Tuesday, December 14, 2010

Are You Too Materialistic?

As we're in the throes of our annual spending orgy in the name of Christmas, I'd like to remind you that the cost of a materialistic lifestyle is far more than the dollars spent. You must also consider that:
  • To pay for it, you and/or your spouse may have to forgo a less remunerative career so they can make the money to pay for that materialistic lifestyle. It strikes me as sad, for example, when someone who'd love to be a writer must spend 40-70 hours a week for decades as a bond trader to pay for her/his spouse's desire for a more-than-utilitarian home, car, jewelry, vacations, etc.
  • The more you perceive the need to make lots of dollars, the more likely you are to cut ethical corners in your business dealings and to be less generous in your charitable donations.
  • The more you look to "stuff" as a core source of your life's satisfactions, the more likely you are to miss out on life's greater rewards: maximally beneficial work, relationships, beauty, and such no-cost magic as YouTube videos, where you can see the world's greatest performers doing one of their greatest performanced. For example, appropriate for the holidays, HERE is Celine Dion singing Oh Holy Night. For me, few material purchases could give me more pleasure...and I'm an atheist!
  • You convey materialistic values to your children. Is that really what you want to do?


Jeffrie said...

"The season of giving" has become "the season of shopping." Every year, I look for the Christmas spirit, and I never find it at the mall.

My favorite gift I'm giving this year will be an inexpensive one, for my mother. For years, she's wanted me to sing a particular song for her, so I decided to record it at home for her. I think she'll be surprised. She might even like it.

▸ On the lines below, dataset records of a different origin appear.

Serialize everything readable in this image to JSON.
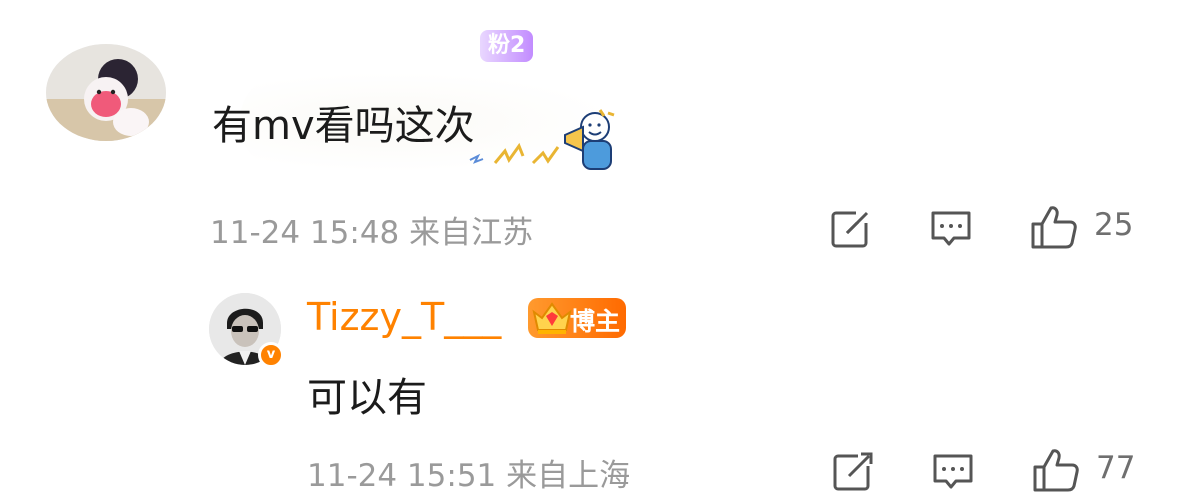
{
  "comment": {
    "username_partial": "",
    "fan_badge": "粉2",
    "text": "有mv看吗这次",
    "meta": "11-24 15:48 来自江苏",
    "likes": "25"
  },
  "reply": {
    "username": "Tizzy_T___",
    "host_badge": "博主",
    "verified_mark": "v",
    "text": "可以有",
    "meta": "11-24 15:51 来自上海",
    "likes": "77"
  },
  "icons": {
    "share": "share-icon",
    "comment": "comment-icon",
    "like": "thumbs-up-icon"
  },
  "colors": {
    "accent": "#ff8200",
    "meta": "#9a9a9a",
    "text": "#1b1b1b"
  }
}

My favorite gift I've ever received I got a few years ago. I arrived home on Christmas Day after visiting my family, and there was an unwrapped bath/shower set, with no card, at my front door. This was my favorite because, for a few days, I didn't know who left it there. For a brief moment, I even wondered if it might be from Santa Claus.

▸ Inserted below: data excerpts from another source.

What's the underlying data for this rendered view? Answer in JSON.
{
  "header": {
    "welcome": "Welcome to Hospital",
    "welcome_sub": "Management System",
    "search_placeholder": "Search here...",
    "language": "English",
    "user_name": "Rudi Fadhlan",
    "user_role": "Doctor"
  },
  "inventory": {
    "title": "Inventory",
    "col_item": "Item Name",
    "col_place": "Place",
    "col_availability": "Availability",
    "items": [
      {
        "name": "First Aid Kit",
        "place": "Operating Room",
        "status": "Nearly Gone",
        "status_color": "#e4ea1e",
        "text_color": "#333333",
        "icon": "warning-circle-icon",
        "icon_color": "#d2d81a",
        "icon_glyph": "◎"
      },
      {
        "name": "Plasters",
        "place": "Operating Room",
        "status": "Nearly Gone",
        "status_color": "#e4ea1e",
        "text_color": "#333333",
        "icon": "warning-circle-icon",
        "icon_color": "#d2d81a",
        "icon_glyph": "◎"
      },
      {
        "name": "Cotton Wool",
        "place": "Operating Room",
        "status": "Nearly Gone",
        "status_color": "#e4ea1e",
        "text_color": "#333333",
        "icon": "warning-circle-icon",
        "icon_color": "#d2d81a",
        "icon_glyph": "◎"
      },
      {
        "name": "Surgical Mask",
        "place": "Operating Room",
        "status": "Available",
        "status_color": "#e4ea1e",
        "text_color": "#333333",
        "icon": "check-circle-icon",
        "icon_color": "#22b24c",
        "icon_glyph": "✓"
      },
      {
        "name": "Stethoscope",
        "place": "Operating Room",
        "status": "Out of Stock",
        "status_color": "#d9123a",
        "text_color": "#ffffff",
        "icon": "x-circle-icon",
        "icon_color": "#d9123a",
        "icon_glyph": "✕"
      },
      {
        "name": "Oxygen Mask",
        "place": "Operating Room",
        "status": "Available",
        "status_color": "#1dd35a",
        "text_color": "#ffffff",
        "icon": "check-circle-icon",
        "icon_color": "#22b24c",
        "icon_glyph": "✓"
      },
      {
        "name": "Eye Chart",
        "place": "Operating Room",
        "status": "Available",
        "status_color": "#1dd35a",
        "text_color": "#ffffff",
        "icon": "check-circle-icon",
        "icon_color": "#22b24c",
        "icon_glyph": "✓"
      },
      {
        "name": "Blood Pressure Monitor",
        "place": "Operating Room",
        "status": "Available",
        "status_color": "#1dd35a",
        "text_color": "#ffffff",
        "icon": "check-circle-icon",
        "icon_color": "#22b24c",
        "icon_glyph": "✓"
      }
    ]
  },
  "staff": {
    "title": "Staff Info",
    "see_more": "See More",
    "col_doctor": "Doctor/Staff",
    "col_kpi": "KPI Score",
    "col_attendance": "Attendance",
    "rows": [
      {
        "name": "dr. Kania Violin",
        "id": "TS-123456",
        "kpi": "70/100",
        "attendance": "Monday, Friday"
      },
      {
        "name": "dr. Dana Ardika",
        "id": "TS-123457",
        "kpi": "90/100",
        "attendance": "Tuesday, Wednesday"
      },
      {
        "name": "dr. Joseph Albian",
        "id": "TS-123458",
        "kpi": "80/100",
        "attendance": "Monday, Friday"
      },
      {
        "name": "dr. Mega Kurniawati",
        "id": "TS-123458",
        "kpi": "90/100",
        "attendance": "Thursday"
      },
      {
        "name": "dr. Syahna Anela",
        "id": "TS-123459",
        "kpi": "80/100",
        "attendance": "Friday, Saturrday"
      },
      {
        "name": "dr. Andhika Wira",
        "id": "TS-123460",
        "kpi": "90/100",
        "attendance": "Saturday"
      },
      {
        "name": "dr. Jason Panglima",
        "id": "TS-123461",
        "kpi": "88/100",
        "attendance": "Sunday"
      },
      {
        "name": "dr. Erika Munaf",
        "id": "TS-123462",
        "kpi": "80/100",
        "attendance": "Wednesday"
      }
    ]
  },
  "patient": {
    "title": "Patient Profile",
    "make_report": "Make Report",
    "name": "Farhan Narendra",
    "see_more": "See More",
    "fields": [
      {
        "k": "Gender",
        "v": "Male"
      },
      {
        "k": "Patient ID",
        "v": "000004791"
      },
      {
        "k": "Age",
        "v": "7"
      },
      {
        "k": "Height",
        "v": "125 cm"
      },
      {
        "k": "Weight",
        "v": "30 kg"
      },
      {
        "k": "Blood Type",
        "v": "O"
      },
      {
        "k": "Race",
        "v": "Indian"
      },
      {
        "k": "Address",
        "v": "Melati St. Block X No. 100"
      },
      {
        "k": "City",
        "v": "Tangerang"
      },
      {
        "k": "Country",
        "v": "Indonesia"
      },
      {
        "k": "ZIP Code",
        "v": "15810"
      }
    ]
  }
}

I don't consider myself very materialistic. I like having what I need and a few affordable luxuries. Other than that, I'd just as soon do without it. I'd probably even be just fine if I had a few less of what I already have now.

Anonymous said...

I've wondered this, based on my experience with a close relative: Is it generally true that people in very financially remunerative but otherwise sucky jobs use the extra bucks they earn to buy off-the job satisfaction to make up for the lack of satisfaction they get on the job? For example, this relative who earns quite a bit as a senior manager at a large bank has a huge house, several expensive cars, collects antiques, and goes golfing and hunting as often as he can. He's retiring this spring (he worked as long as possible to amximize his retirememt benefits) and is counting the seconds until then.

Anonymous said...

Thanks for posting, Marty. I visit your site regularly to keep motivated towards my goal: be out of the corporate grind in the next few years. I'm building a financial cushion right now so I can be somewhat secure when I begin lower paid work (either self employment as a career counselor or some other type of helping role).

Anonymous said...

I have health problems and am a prisoner to coporate medical insurance. If I could buy reasonably priced medical insurance from a single payer (i.e. government), I would start my own business, make a little less, and be infinitely happier than I am now.